Enfin, j’ai quelques projets plus collectifs dont je ne saurais promettre la réalisation, mais qui risquent de m’occuper un peu… Déjà, un lieu de rencontres sur la Toile entre artistes indépendant-e-s, qui reste encore à définir davantage (mais on a parlé de « vitrine », de « réseau », d’« annuaire », de « forum »…). Et, dans un genre encore plus ambitieux, une coop de distribution et de revente de livres numériques avec d’autres éditeurs/-trices indépendant-e-s (incluant les auteur-e-s autoédité-e-s).
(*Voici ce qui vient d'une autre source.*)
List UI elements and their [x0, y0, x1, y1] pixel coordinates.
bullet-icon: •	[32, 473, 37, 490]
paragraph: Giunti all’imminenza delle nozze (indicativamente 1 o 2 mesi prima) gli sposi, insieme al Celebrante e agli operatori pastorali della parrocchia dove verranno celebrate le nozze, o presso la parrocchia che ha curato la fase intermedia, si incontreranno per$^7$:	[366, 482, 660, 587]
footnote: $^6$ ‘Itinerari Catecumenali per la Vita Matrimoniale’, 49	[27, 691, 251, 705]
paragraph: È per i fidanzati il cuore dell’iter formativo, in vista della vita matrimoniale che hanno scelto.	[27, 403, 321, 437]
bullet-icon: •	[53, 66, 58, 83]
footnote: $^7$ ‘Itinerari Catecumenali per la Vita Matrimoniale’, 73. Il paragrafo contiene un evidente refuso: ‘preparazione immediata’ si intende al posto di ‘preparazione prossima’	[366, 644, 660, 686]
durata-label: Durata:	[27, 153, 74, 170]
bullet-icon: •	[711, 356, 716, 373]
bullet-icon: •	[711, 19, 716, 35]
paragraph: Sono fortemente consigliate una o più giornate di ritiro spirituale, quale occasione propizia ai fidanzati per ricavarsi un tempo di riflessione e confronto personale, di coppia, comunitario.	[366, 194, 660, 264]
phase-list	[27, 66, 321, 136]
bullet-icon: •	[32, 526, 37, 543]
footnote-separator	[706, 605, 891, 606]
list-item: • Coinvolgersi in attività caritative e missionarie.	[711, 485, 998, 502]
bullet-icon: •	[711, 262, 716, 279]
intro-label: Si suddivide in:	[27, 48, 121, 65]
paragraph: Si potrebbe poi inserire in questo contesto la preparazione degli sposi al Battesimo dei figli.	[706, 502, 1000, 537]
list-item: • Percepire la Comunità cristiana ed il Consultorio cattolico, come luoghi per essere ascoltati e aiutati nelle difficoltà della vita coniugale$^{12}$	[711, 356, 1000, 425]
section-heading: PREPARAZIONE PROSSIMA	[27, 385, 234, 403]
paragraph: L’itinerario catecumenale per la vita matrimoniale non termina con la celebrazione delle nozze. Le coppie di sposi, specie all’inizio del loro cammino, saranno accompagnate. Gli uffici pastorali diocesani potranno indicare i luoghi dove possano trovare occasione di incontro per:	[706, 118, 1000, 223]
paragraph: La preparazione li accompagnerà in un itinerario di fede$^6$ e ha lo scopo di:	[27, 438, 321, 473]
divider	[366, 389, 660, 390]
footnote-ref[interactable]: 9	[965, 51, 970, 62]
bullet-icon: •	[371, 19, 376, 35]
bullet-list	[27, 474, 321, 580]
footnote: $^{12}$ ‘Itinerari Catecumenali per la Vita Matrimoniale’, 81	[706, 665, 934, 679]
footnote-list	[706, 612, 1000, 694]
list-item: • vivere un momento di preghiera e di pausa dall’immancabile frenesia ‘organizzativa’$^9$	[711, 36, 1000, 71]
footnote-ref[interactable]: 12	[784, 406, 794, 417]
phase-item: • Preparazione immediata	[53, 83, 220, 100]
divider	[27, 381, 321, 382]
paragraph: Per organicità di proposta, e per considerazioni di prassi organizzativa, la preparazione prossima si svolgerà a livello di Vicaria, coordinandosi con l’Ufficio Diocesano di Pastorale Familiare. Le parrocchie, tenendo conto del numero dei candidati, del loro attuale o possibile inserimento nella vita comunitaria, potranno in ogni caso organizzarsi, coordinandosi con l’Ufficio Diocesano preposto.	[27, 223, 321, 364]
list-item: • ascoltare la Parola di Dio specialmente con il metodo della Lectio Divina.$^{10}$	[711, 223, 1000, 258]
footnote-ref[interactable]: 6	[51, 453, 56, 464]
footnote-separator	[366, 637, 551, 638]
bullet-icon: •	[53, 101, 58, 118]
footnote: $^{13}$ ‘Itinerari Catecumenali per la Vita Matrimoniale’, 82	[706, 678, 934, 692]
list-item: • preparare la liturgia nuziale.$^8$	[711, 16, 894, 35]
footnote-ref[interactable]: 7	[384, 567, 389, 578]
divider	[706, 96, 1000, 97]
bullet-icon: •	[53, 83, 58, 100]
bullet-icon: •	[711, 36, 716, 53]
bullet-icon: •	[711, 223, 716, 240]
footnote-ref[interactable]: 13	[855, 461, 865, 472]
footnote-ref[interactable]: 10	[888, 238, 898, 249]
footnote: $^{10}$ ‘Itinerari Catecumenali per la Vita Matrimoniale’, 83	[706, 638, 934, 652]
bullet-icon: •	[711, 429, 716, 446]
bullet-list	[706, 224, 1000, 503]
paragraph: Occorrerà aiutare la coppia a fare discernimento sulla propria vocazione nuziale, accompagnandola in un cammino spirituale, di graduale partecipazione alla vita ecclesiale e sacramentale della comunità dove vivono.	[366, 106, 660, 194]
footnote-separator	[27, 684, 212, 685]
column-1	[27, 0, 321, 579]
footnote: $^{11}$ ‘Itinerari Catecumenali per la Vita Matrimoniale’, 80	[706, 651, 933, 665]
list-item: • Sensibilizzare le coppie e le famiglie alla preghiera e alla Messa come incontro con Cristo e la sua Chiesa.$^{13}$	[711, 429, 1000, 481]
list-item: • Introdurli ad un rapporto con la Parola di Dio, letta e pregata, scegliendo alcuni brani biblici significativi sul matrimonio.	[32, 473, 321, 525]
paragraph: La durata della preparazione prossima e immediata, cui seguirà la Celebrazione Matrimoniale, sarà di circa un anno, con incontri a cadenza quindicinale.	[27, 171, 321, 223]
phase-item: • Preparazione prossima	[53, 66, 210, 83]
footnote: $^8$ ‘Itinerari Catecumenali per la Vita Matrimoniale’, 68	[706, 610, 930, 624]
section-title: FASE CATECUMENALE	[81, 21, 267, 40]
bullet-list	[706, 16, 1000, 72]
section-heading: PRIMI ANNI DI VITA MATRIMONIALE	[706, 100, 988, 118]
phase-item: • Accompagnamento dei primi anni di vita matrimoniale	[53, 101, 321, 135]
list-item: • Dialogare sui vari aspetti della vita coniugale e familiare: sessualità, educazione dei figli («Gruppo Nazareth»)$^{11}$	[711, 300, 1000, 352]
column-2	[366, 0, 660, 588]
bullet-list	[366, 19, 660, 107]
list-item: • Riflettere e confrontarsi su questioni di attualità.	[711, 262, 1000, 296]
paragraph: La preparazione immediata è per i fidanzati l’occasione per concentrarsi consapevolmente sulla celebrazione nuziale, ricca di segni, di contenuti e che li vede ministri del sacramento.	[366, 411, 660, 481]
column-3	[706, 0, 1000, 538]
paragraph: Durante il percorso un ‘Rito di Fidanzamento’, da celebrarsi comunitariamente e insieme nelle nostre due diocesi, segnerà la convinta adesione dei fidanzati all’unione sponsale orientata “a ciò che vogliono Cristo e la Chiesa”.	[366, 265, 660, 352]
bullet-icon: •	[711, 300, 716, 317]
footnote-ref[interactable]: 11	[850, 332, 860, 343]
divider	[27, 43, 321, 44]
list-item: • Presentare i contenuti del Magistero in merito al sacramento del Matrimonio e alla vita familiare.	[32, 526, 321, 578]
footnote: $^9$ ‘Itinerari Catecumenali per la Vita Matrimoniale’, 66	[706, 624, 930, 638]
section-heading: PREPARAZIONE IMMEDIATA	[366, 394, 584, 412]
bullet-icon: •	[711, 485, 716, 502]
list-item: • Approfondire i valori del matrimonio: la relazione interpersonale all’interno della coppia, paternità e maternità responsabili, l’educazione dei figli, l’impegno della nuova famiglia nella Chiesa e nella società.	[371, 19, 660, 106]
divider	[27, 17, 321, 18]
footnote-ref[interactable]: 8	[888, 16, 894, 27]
J’ai du pain sur la planche et, honnêtement, on verra ce que ça va donner! C’est important pour moi qu’aucune de ces activités ne soit menée dans une démarche commerciale. Pour autant, cela signifie forcément que je ne pourrai écrire et vendre que 2 à 3 romans maximum dans l’année, pour une bête question technique de temps. Cela limite donc mes sources de revenus; et c’est pourquoi j’ai décidé de me lancer dans le sociofinancement! En réalité, je n’en espère pas grand-chose, et pour cause : je suis depuis longtemps très sceptique de ce mode de financement (j’écrirai peut-être un jour un billet pour expliquer pourquoi). Cependant, le concept de Liberapay ne comprend pas certains défauts, pour moi rédhibitoires, d’autres plateformes : c’est une OBNL qui ne prend aucune commission supplémentaire sur les dons, et il n’y a aucun système de récompense. (C’est aussi un projet libre, ce qui ne gâche rien…)
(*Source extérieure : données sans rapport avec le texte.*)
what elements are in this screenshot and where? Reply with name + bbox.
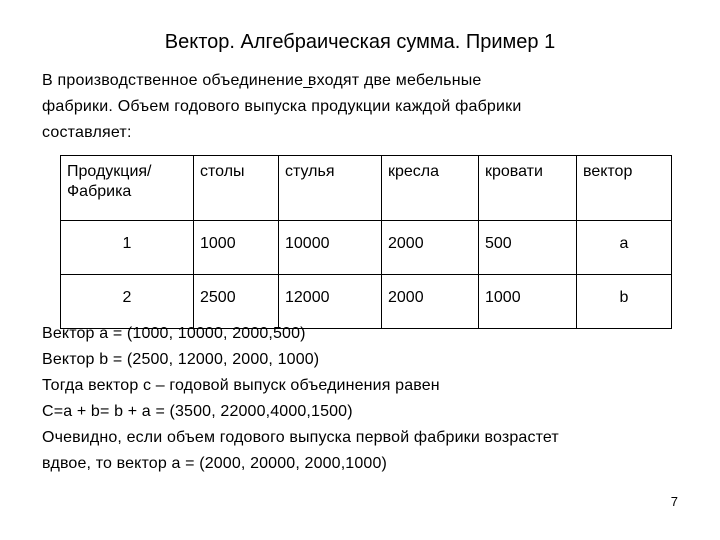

Sans plus attendre, voici le lien vers mon compte : https://liberapay.com/Jeanne. Si vous voulez m’encourager à réaliser tous ces projets, valider mon choix de ne pas me consacrer uniquement à des activités mercantiles, m’aider à ne pas dépendre entièrement du succès (fort hypothétique) de mes livres… vous pouvez désormais le faire à raison de quelques (centièmes d’)euros ou dollars par semaine. Ça peut paraître contradictoire de vouloir se faire payer pour des activités qui se veulent « non commerciales », mais voyez-le ainsi : ce n’est pas que je sois en soi anti-commerce; seulement, je ne veux pas avoir à vendre ces « services » comme des marchandises, à prospecter des clients ni à exclure des personnes qui, faute de moyens, ne pourraient pas payer. Malheureusement, en attendant qu’on abolisse l’argent et le travail, je dois bien justifier l’occupation de mes heures de travail… Alors, la question, finalement, est simplement : voulez-vous me donner les moyens de mener ces projets à bien? (Ou non… Vous avez le droit de trouver tout ça complètement nase et inutile!)

Dans tous les cas, ne vous inquiétez pas, je compte bien m’amuser… Et même si je devais me rabattre sur l’écriture à temps plein, je n’aurais pas de quoi me plaindre, j’imagine. Alors, quoi que l’année 2018 ait en réserve pour moi, je vous en souhaite une très belle et bonne!